Variable Pressure - Scanning Electron Microscopy (VP-SEM)

Variable Pressure (or Environmental) Scanning Electron Microscopy (VP-SEM) combined with Energy Dispersive X-ray Spectroscopy (EDS) is one of the most powerful methods for characterizing the sub-micron topography and chemical composition of uncoated samples. Terrestrially, VP-SEM is extensively used to non-destructively study geologic and manufactured materials with high spatial resolution (tens of nanometers) and large depth-of-field. An SEM offers a geologist a first survey of microscopic mineral phases via secondary electron imaging (SEI), which provides a topographic look at a sample, as well as backscattered electron (BEI) imaging, which contrasts the phases present based on their geochemistry (atomic number).
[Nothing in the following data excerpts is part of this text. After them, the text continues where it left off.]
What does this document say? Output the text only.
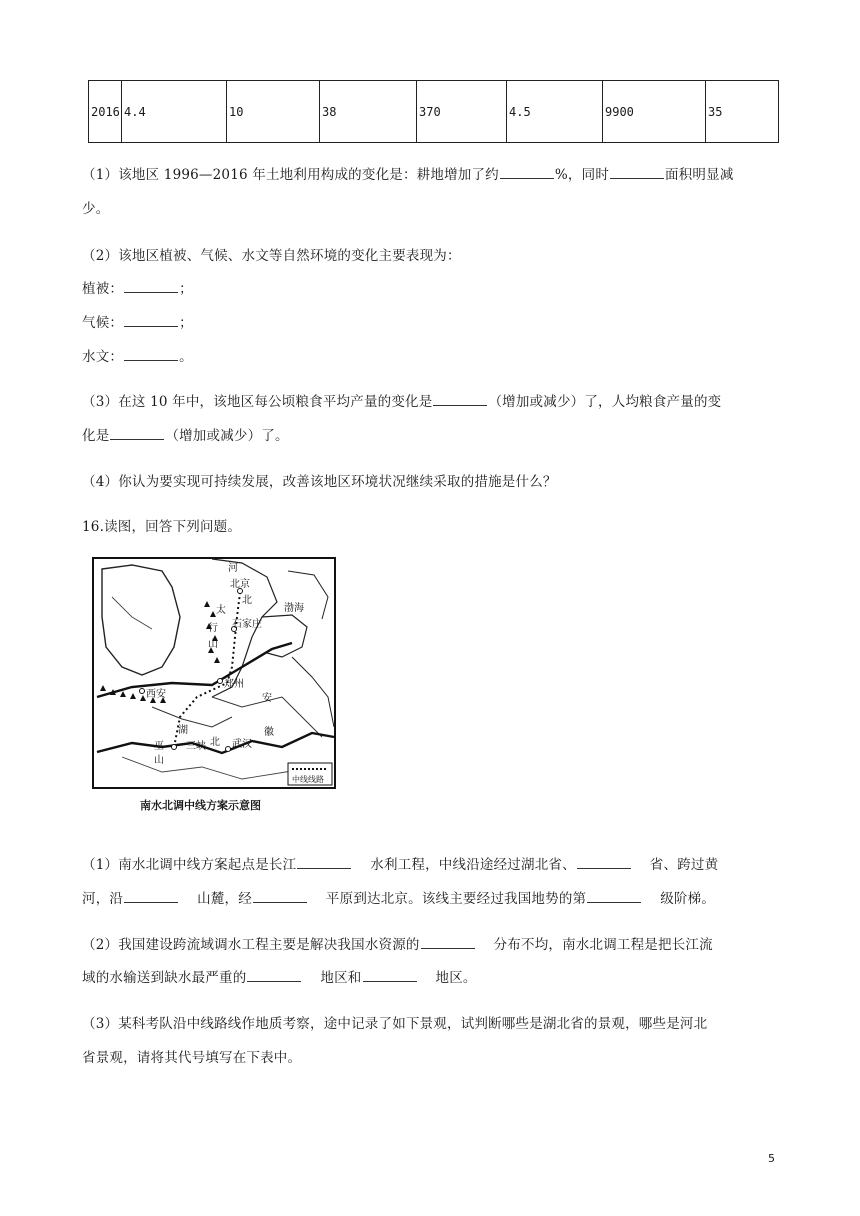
2016	4.4	10	38	370	4.5	9900	35
（1）该地区 1996—2016 年土地利用构成的变化是：耕地增加了约	%，同时	面积明显减
少。
（2）该地区植被、气候、水文等自然环境的变化主要表现为：
植被：	；
气候：	；
水文：	。
（3）在这 10 年中，该地区每公顷粮食平均产量的变化是	（增加或减少）了，人均粮食产量的变
化是	（增加或减少）了。
（4）你认为要实现可持续发展，改善该地区环境状况继续采取的措施是什么？
16.读图，回答下列问题。
河
北京
北
渤海
太
行
山
石家庄
郑州
安
西安
湖
北 武汉
徽
三峡
巫
山
中线线路
南水北调中线方案示意图
（1）南水北调中线方案起点是长江	水利工程，中线沿途经过湖北省、	省、跨过黄
河，沿	山麓，经	平原到达北京。该线主要经过我国地势的第	级阶梯。
（2）我国建设跨流域调水工程主要是解决我国水资源的	分布不均，南水北调工程是把长江流
域的水输送到缺水最严重的	地区和	地区。
（3）某科考队沿中线路线作地质考察，途中记录了如下景观，试判断哪些是湖北省的景观，哪些是河北
省景观，请将其代号填写在下表中。
5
A VP-SEM utilizes a gas in the sample chamber as a charge dissipation and signal amplification method, allowing analysis of a sample without preparation in the form of a conductive coating. A miniaturized VP-SEM operating in-situ on a lander or rover would be able to use the CO2-rich Martian atmosphere (e.g., Nier et al., 1976; Williams 2016) as an imaging medium for this purpose.
Adaptation of a VP-SEM for in-situ Mars surface studies will provide a new imaging capability (via SEI) that is at least an order of magnitude higher resolution than the Mars Hand Lens Imager (MAHLI) on the Mars Science Laboratory (Williams et al., 2015), and equal to or better than the achieved resolution of the Atomic Force Microscope on the Phoenix Mars lander (Pike et al., 2011). In addition, the MVP-SEM is capable of BSI and simultaneous chemical analysis of the imaged region. In this sense, the MVP-SEM can be regarded as an instrument suite that will provide a new set of information not achievable by any other instrument.
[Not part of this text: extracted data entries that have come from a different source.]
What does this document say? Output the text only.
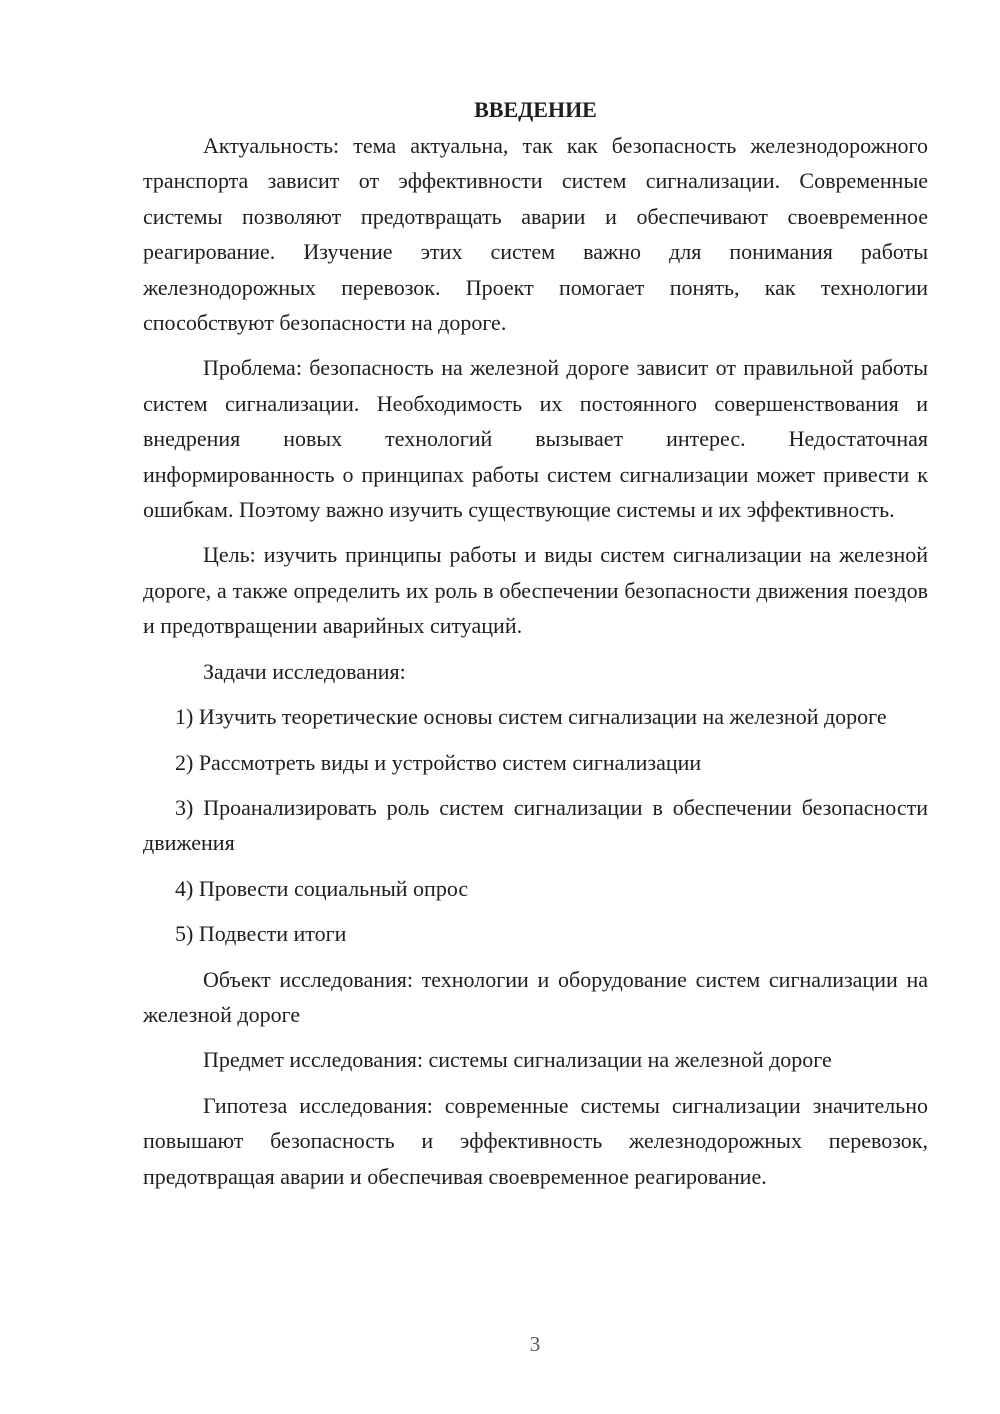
ВВЕДЕНИЕ

Актуальность: тема актуальна, так как безопасность железнодорожного транспорта зависит от эффективности систем сигнализации. Современные системы позволяют предотвращать аварии и обеспечивают своевременное реагирование. Изучение этих систем важно для понимания работы железнодорожных перевозок. Проект помогает понять, как технологии способствуют безопасности на дороге.

Проблема: безопасность на железной дороге зависит от правильной работы систем сигнализации. Необходимость их постоянного совершенствования и внедрения новых технологий вызывает интерес. Недостаточная информированность о принципах работы систем сигнализации может привести к ошибкам. Поэтому важно изучить существующие системы и их эффективность.

Цель: изучить принципы работы и виды систем сигнализации на железной дороге, а также определить их роль в обеспечении безопасности движения поездов и предотвращении аварийных ситуаций.

Задачи исследования:

1) Изучить теоретические основы систем сигнализации на железной дороге

2) Рассмотреть виды и устройство систем сигнализации

3) Проанализировать роль систем сигнализации в обеспечении безопасности движения

4) Провести социальный опрос

5) Подвести итоги

Объект исследования: технологии и оборудование систем сигнализации на железной дороге

Предмет исследования: системы сигнализации на железной дороге

Гипотеза исследования: современные системы сигнализации значительно повышают безопасность и эффективность железнодорожных перевозок, предотвращая аварии и обеспечивая своевременное реагирование.

3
The Miniaturized Variable Pressure Scanning Electron Microscope (MVP-SEM) was designed, built, and benchtop tested by a team at NASA’s Marshall Space Flight Center and Jet Propulsion Laboratory (JPL), Jacobs Space Exploration Group, Applied Physics Technologies, Inc. (AP-Tech), and Creare LLC, working with a team of technical and science collaborators. Benchtop testing was successful, proving concept feasibility. To date, the MVP-SEM has achieved an imaging resolution of <100 nm in the lab, and with continued optimization, even better performance (~50 nm resolution) is possible. Use in-situ on the lunar or other planetary surfaces would require some redesign to optimize instrument performance, but such an instrument would be equally useful.